Es preciso desmontar este dogma auspiciado por casi todos los historiadores modernos. La creencia de que el hambre de un pueblo conduce, finalmente, a su libertad es una falacia histórica, convertida en verdad por ciertas tesis malthusianas del siglo XIX, y después por la historiografía marxista materialista del siglo XX (entre ellos, historiadores como E. P. Thompson). Una historiografía interesada en colocar a las masas como protagonistas del cambio histórico. Los llamados “motines del pan”, o crisis de subsistencias de la era preindustrial, sólo condujeron a sociedades abiertas en los libros de historia. En la realidad, hay suficiente demostración empírica de que lo que llevó al “gran enriquecimiento” y al desarrollo económico de la era industrial fueron las instituciones, los valores y las ideas del siglo anterior favorables a la propiedad, la innovación, la empresarialidad, el ahorro y el interés. Los grandes cambios históricos han venido de quienes han defendido valores abstractos conducentes a la libertad (burgueses, clases medias e intelectuales). La creencia de que han sido las jacqueries y las masas hambrientas las promotoras del cambio histórico, son inventos de los historiadores marxistas para justificar revoluciones genocidas; y de políticos para ungirse de legitimidad y disfrazar la razón de Estado de justicia social.  
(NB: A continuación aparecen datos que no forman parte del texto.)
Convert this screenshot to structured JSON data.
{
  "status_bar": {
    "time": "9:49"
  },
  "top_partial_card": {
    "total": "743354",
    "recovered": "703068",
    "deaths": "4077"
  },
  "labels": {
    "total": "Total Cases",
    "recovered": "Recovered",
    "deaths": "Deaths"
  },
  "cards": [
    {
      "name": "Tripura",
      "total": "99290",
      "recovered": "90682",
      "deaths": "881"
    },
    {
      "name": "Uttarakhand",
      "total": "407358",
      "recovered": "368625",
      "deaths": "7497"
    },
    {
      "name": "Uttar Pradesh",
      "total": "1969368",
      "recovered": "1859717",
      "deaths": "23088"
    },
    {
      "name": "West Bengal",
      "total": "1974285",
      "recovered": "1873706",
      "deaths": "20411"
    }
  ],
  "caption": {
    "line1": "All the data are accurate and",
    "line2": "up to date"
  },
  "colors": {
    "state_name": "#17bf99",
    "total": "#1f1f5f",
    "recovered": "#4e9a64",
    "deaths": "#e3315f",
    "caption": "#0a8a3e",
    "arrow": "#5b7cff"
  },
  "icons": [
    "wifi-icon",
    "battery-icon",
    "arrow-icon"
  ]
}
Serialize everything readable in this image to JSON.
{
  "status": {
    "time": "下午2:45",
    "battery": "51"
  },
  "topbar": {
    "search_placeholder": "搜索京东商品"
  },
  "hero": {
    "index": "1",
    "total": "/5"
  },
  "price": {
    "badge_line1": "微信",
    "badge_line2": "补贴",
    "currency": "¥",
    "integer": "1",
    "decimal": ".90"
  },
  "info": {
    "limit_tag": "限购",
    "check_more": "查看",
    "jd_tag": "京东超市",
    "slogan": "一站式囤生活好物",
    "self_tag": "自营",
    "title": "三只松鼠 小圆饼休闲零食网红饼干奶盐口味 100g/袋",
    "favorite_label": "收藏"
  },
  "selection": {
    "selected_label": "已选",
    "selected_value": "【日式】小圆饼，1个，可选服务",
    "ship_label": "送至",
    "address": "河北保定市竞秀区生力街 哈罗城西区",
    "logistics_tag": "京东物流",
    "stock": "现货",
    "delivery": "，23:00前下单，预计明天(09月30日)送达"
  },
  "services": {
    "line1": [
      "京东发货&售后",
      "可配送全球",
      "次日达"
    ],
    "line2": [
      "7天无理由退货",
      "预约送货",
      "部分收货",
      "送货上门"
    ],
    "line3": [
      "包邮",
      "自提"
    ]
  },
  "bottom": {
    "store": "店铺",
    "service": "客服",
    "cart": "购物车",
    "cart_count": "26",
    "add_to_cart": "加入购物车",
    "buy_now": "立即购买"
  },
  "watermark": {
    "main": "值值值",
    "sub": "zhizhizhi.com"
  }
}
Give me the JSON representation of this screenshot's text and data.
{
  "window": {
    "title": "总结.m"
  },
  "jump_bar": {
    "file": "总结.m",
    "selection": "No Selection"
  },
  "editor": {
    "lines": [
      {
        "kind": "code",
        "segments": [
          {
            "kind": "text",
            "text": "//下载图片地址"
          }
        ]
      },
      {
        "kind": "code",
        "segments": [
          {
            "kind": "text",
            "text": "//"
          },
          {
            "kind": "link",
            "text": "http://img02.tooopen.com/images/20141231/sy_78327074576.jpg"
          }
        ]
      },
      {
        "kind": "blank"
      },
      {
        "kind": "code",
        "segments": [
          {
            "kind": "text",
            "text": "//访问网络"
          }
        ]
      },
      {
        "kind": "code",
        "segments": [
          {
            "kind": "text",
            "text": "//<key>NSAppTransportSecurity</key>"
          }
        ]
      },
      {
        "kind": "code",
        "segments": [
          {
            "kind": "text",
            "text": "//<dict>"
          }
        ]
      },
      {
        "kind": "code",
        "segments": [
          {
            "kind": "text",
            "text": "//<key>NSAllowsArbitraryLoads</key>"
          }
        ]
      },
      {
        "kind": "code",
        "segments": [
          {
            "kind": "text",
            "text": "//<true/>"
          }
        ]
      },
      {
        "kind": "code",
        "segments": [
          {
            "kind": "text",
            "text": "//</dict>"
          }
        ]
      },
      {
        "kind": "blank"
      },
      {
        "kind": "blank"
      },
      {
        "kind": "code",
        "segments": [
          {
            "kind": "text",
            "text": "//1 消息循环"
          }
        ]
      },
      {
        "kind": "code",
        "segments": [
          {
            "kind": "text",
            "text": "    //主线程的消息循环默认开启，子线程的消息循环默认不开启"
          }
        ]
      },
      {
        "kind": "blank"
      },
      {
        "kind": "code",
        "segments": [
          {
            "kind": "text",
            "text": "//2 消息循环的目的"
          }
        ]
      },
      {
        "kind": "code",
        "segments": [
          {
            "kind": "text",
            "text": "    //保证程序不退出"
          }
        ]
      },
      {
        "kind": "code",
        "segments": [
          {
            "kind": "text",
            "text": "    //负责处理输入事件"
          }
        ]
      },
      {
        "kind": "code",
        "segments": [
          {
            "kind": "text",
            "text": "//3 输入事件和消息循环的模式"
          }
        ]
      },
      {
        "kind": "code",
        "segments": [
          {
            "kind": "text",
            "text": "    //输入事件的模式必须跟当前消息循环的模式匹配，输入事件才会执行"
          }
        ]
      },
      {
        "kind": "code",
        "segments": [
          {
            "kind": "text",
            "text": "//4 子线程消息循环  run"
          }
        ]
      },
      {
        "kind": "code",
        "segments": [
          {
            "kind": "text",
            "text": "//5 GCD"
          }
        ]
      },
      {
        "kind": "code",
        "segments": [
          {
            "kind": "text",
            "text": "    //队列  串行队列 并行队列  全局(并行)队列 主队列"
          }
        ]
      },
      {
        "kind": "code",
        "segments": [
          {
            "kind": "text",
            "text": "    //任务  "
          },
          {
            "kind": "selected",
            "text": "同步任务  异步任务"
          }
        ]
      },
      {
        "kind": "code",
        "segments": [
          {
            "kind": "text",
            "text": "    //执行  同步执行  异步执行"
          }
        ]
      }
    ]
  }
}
De hecho, hoy en día, los países con el índice de desarrollo humano más bajo, con pobreza famélica al borde de la subsistencia, son países con pésimas instituciones que no asoman ningún tipo de «viraje» favorable a la libertad. Y aún países relativamente pobres (en comparación a los primeros), con limitado acceso a bienes y servicios, pero con democracias funcionales, son países que erradicaron las hambrunas endémicas y sus tasas de muertes por hambre son prácticamente inexistentes. Hay trabajos de académicos como Amartya Sen, Martha Nussbaum, Deirdre McClosskey, Daron Acemoglu y James Robinson, etc., que confirman que las libertades de las sociedades abiertas conducen a mayor bienestar. Es decir, que la correlación es inversa a la tesis de que “el hambre nos hará libres”. De hecho, históricamente, el hambre sólo ha conducido a formas cada vez más crueles y perversas de esclavitud.